Conservation Actions Proposed
Study its ability to disperse between forest patches (R. Fuller in litt. 2007). Use developed playback survey methods, carry out surveys in Uganda before 2015, especially in Mabira Forest, and continue surveys across the species's range at 10 year intervals (Fuller et al. 2004b). Extend surveys for the bird in eastern DRC (lowland sectors of Maiko National Park, lowland sectors of Kahuzi-Biéga National Park, Ituri Forest, and Tayna Forest; Fuller et al. 2004b).
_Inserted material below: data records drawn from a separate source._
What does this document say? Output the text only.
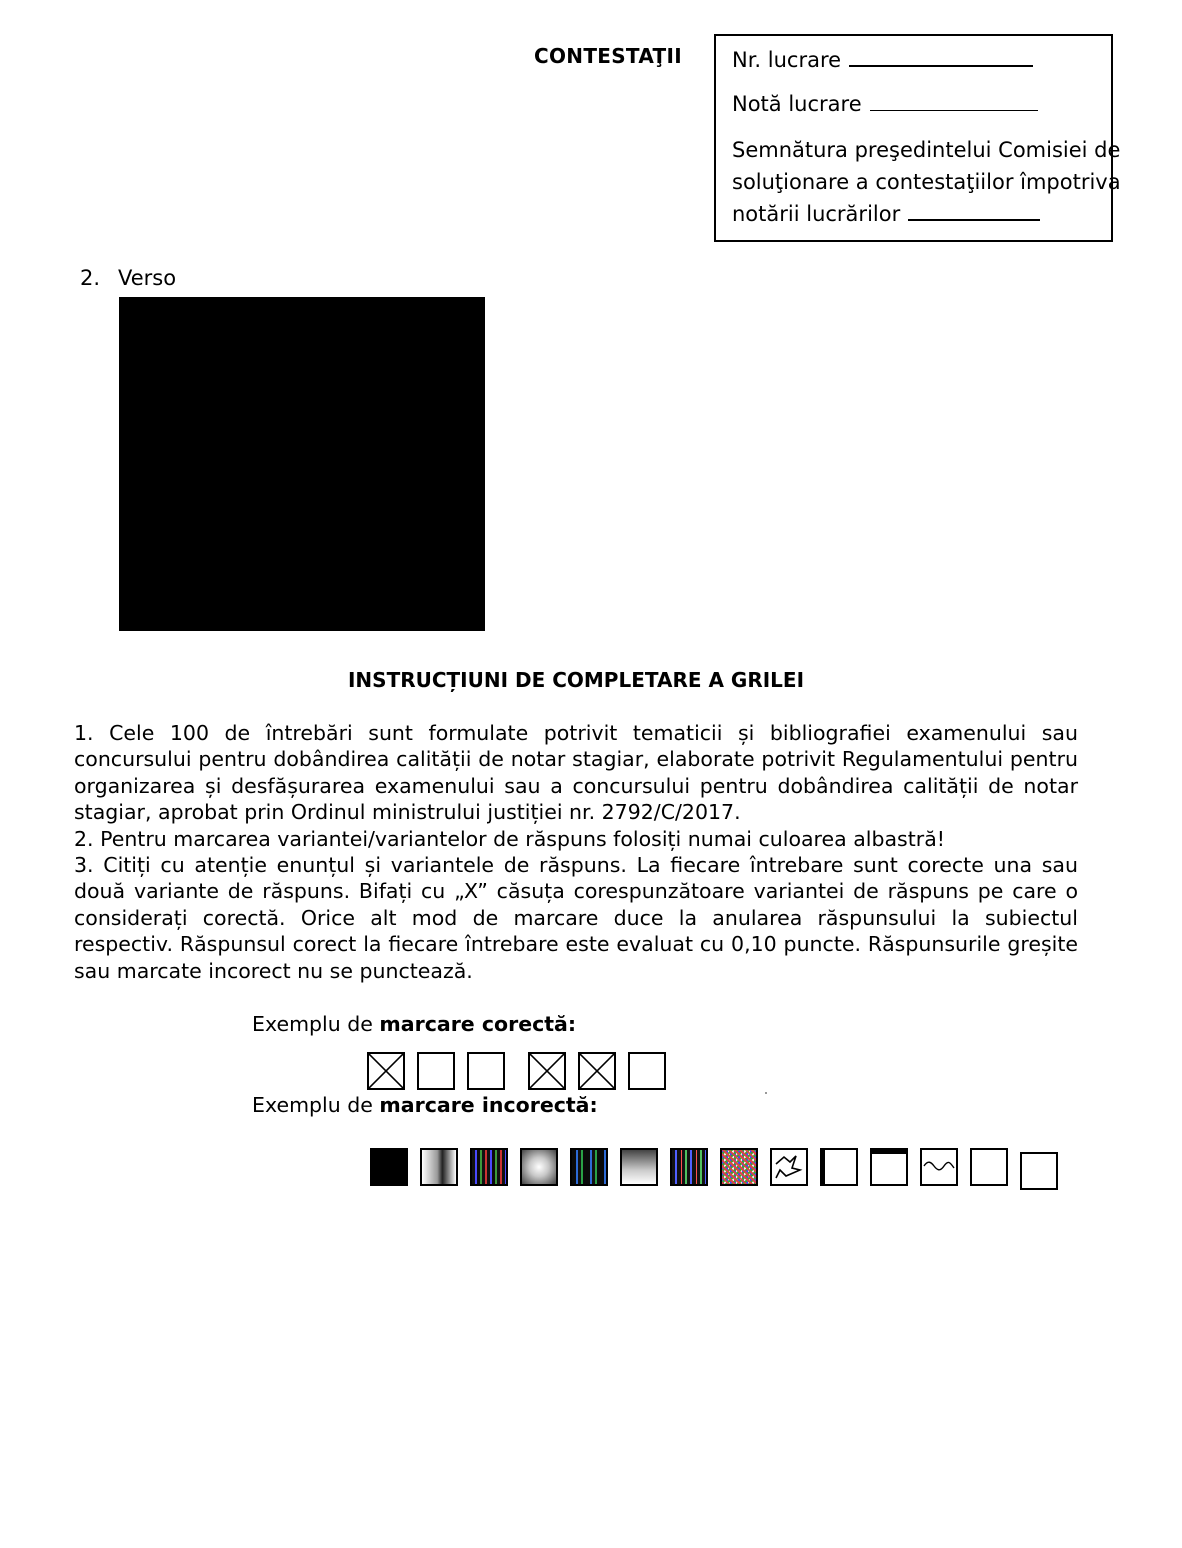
CONTESTAŢII Nr. lucrare
Notă lucrare
Semnătura preşedintelui Comisiei de
soluţionare a contestaţiilor împotriva
notării lucrărilor
2. Verso
INSTRUCȚIUNI DE COMPLETARE A GRILEI

1. Cele 100 de întrebări sunt formulate potrivit tematicii și bibliografiei examenului sau concursului pentru dobândirea calității de notar stagiar, elaborate potrivit Regulamentului pentru organizarea și desfășurarea examenului sau a concursului pentru dobândirea calității de notar stagiar, aprobat prin Ordinul ministrului justiției nr. 2792/C/2017.

2. Pentru marcarea variantei/variantelor de răspuns folosiți numai culoarea albastră!

3. Citiți cu atenție enunțul și variantele de răspuns. La fiecare întrebare sunt corecte una sau două variante de răspuns. Bifați cu „X” căsuța corespunzătoare variantei de răspuns pe care o considerați corectă. Orice alt mod de marcare duce la anularea răspunsului la subiectul respectiv. Răspunsul corect la fiecare întrebare este evaluat cu 0,10 puncte. Răspunsurile greșite sau marcate incorect nu se punctează.

Exemplu de marcare corectă:
Exemplu de marcare incorectă:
Survey forest patches between Bugoma forest and Kibale National Park, Uganda, and within Kibale and Semliki National Parks. Study genetic variation within and among isolated populations. Investigate the impact of the paper mulberry Broussonetia papyrifera invasion in Mabira Forest Reserve and ways of controlling it. Carry out radio-tracking studies on the use of (introduced) Lantana camara thickets by the species (Fuller et al. 2004b). In DRC, extend Virunga National Park to include the eastern Ituri Forest. Initiate projects to alleviate meat shortages and start income generation projects, targeting them particularly at those that still regularly hunt galliformes (Fuller et al. 2004b). Encourage ecotourism projects run by community groups (Fuller et al. 2004b). Encourage villagers to hunt in areas closer to their homes, rather than in forests, and initiate conservation awareness programmes in parallel with the falling popularity of hunting (Fuller et al. 2004b). Enforce existing government forestry policies in Uganda, especially in Mabira Forest (Fuller et al. 2004b).